The survey points to a shift in how people move through search results. Thirty-one percent of respondents said AI-generated summaries make them spend more time researching. Just 16 percent said they spend less time. More than two-thirds scroll past Google’s AI Overview instead of stopping there. When shopping, 31 percent said AI summaries led them to consider more products, while 7 percent said they considered fewer.
Emma Mathison, senior principal analyst in Gartner’s marketing practice, summed up the finding in a clear warning to the industry. “Marketers cannot afford to think of AI as a replacement for traditional search.” She added that visibility now depends on showing up in AI answers and classic results, while keeping content clear and credible.
Consumer behavior around queries is also shifting. In a second Gartner survey of 365 U.S. consumers, conducted in July and August 2025, just over half said GenAI changed how they research.

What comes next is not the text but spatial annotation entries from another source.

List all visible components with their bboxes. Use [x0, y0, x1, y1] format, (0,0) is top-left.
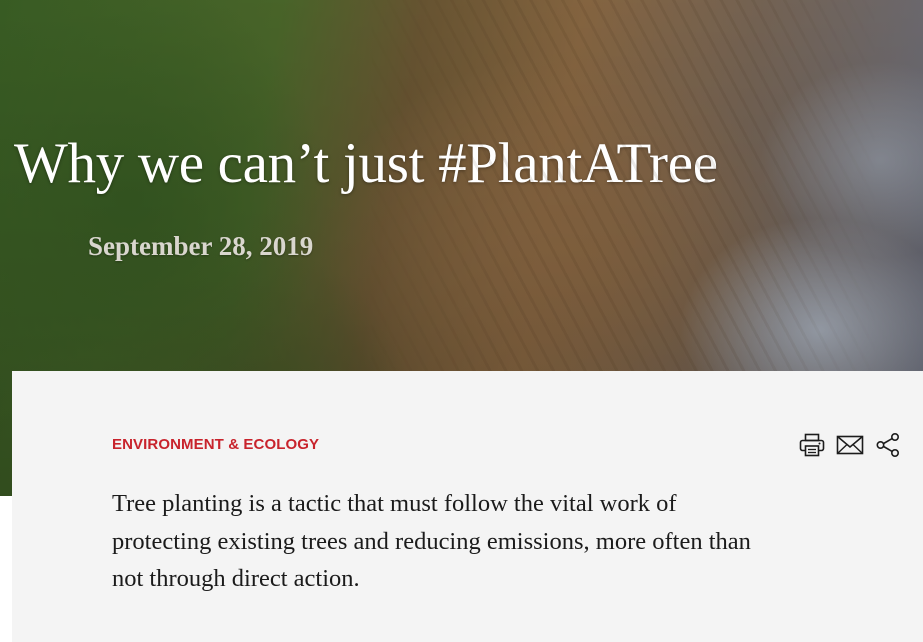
mail-icon [836, 435, 864, 455]
share-icon [876, 432, 899, 457]
publish-date: September 28, 2019 [88, 231, 314, 261]
printer-icon [799, 433, 825, 457]
email-button[interactable] [834, 429, 866, 461]
share-button[interactable] [872, 429, 904, 461]
page-title: Why we can’t just #PlantATree [14, 132, 718, 195]
article-card: ENVIRONMENT & ECOLOGY Tree planting is a… [12, 371, 923, 642]
category-link[interactable]: ENVIRONMENT & ECOLOGY [112, 436, 319, 453]
print-button[interactable] [796, 429, 828, 461]
article-summary: Tree planting is a tactic that must foll… [112, 490, 751, 592]
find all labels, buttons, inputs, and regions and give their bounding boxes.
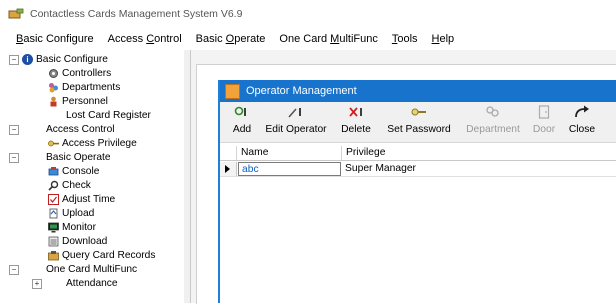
close-button[interactable]: Close (565, 105, 599, 139)
tree-item-console[interactable]: Console (48, 164, 99, 178)
edit-operator-label: Edit Operator (265, 124, 327, 135)
menu-one-card-multifunc[interactable]: One Card MultiFunc (279, 33, 377, 45)
door-button[interactable]: Door (531, 104, 557, 139)
collapse-basic-operate-toggle[interactable]: − (9, 153, 19, 163)
tree-label: Adjust Time (62, 193, 116, 205)
key-icon (48, 138, 59, 149)
tree-label: Departments (62, 81, 121, 93)
current-row-arrow-icon (225, 165, 230, 173)
tree-item-access-privilege[interactable]: Access Privilege (48, 136, 137, 150)
tree-item-basic-operate[interactable]: Basic Operate (46, 150, 111, 164)
tree-label: Download (62, 235, 108, 247)
column-header-name[interactable]: Name (237, 146, 342, 160)
tree-label: Basic Operate (46, 151, 111, 163)
window-icon (225, 83, 240, 99)
menu-access-control[interactable]: Access Control (108, 33, 182, 45)
tree-label: Access Privilege (62, 137, 137, 149)
navigation-tree: − i Basic Configure Controllers Departme… (0, 50, 185, 303)
operator-toolbar: Add Edit Operator Delete Set Password De… (220, 102, 616, 143)
delete-label: Delete (341, 124, 371, 135)
monitor-icon (48, 222, 59, 233)
column-header-privilege[interactable]: Privilege (342, 146, 616, 160)
tree-label: One Card MultiFunc (46, 263, 138, 275)
department-button[interactable]: Department (462, 105, 524, 139)
card-reader-app-icon (8, 8, 24, 20)
edit-operator-button[interactable]: Edit Operator (261, 105, 331, 139)
menu-basic-operate[interactable]: Basic Operate (196, 33, 266, 45)
door-icon (538, 104, 550, 122)
menu-tools[interactable]: Tools (392, 33, 418, 45)
departments-icon (48, 82, 59, 93)
tree-item-query-card-records[interactable]: Query Card Records (48, 248, 155, 262)
add-button[interactable]: Add (230, 105, 254, 139)
tree-label: Monitor (62, 221, 96, 233)
add-icon (234, 105, 250, 122)
tree-item-upload[interactable]: Upload (48, 206, 94, 220)
tree-item-download[interactable]: Download (48, 234, 107, 248)
records-icon (48, 250, 59, 261)
app-title-bar: Contactless Cards Management System V6.9 (0, 0, 616, 28)
tree-item-check[interactable]: Check (48, 178, 91, 192)
window-title: Operator Management (246, 85, 357, 97)
door-label: Door (532, 124, 556, 135)
tree-item-adjust-time[interactable]: Adjust Time (48, 192, 115, 206)
tree-item-monitor[interactable]: Monitor (48, 220, 96, 234)
tree-label: Controllers (62, 67, 112, 79)
tree-label: Basic Configure (36, 53, 108, 65)
expand-attendance-toggle[interactable]: + (32, 279, 42, 289)
tree-label: Attendance (66, 277, 118, 289)
key-icon (410, 105, 428, 122)
cell-privilege[interactable]: Super Manager (342, 162, 616, 176)
tree-item-access-control[interactable]: Access Control (46, 122, 115, 136)
set-password-label: Set Password (387, 124, 451, 135)
department-label: Department (466, 124, 520, 135)
tree-item-lost-card-register[interactable]: Lost Card Register (66, 108, 151, 122)
menu-bar: Basic Configure Access Control Basic Opera… (0, 28, 616, 51)
row-selector[interactable] (220, 162, 237, 176)
close-arrow-icon (574, 105, 590, 122)
delete-x-icon (347, 105, 365, 122)
tree-item-controllers[interactable]: Controllers (48, 66, 111, 80)
tree-item-personnel[interactable]: Personnel (48, 94, 108, 108)
tree-item-departments[interactable]: Departments (48, 80, 120, 94)
grid-header: Name Privilege (220, 146, 616, 161)
set-password-button[interactable]: Set Password (383, 105, 455, 139)
magnifier-icon (48, 180, 59, 191)
delete-button[interactable]: Delete (338, 105, 374, 139)
tree-label: Check (62, 179, 91, 191)
cell-name[interactable]: abc (238, 162, 341, 176)
close-label: Close (568, 124, 596, 135)
info-icon: i (22, 53, 33, 65)
upload-icon (48, 208, 59, 219)
tree-item-basic-configure[interactable]: i Basic Configure (22, 52, 108, 66)
edit-icon (287, 105, 305, 122)
personnel-icon (48, 96, 59, 107)
collapse-one-card-multifunc-toggle[interactable]: − (9, 265, 19, 275)
table-row[interactable]: abc Super Manager (220, 162, 616, 177)
tree-label: Personnel (62, 95, 108, 107)
row-selector-header (220, 146, 237, 160)
calendar-icon (48, 193, 59, 205)
collapse-basic-configure-toggle[interactable]: − (9, 55, 19, 65)
tree-label: Lost Card Register (66, 109, 151, 121)
operator-management-title-bar[interactable]: Operator Management (220, 80, 616, 102)
collapse-access-control-toggle[interactable]: − (9, 125, 19, 135)
department-icon (485, 105, 501, 122)
add-label: Add (232, 124, 252, 135)
console-icon (48, 166, 59, 177)
operator-management-window: Operator Management Add Edit Operator De… (218, 80, 616, 303)
tree-label: Access Control (46, 123, 115, 135)
tree-item-one-card-multifunc[interactable]: One Card MultiFunc (46, 262, 137, 276)
menu-basic-configure[interactable]: Basic Configure (16, 33, 94, 45)
controllers-icon (48, 68, 59, 79)
download-icon (48, 236, 59, 247)
pane-splitter[interactable] (184, 50, 191, 303)
menu-help[interactable]: Help (432, 33, 455, 45)
app-title: Contactless Cards Management System V6.9 (30, 8, 243, 20)
tree-label: Query Card Records (62, 249, 156, 261)
tree-label: Upload (62, 207, 95, 219)
tree-label: Console (62, 165, 100, 177)
tree-item-attendance[interactable]: Attendance (66, 276, 118, 290)
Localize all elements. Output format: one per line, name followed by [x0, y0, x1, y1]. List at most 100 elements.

Among that group, many reported using more detailed or conversational queries. Some even use GenAI tools to shape prompts before running a Google search.
These patterns fit a wider trend that marketers are already seeing. Search is fragmenting across engines, social platforms, retail sites, and AI tools. AI summaries promise speed, yet the data shows they often trigger follow-up questions instead of closing the loop. That means you face longer decision cycles and more touchpoints before a purchase.
For marketing teams, this raises practical issues. You can no longer treat search optimization as a single channel problem. Content needs to work in standard search results, AI summaries, reviews, and comparison pages. The Gartner data also hints at rising consumer frustration with shallow answers, which puts pressure on brands to publish material that supports deeper research.
The full report, Diversify AI Search Strategies for Consumers’ Broadened Research Habits, is available to Gartner clients. For everyone else, the takeaway is straightforward. GenAI is reshaping search behavior, yet it sits alongside existing habits rather than wiping them out. If you rely on search to reach customers, your strategy now has more moving parts than before.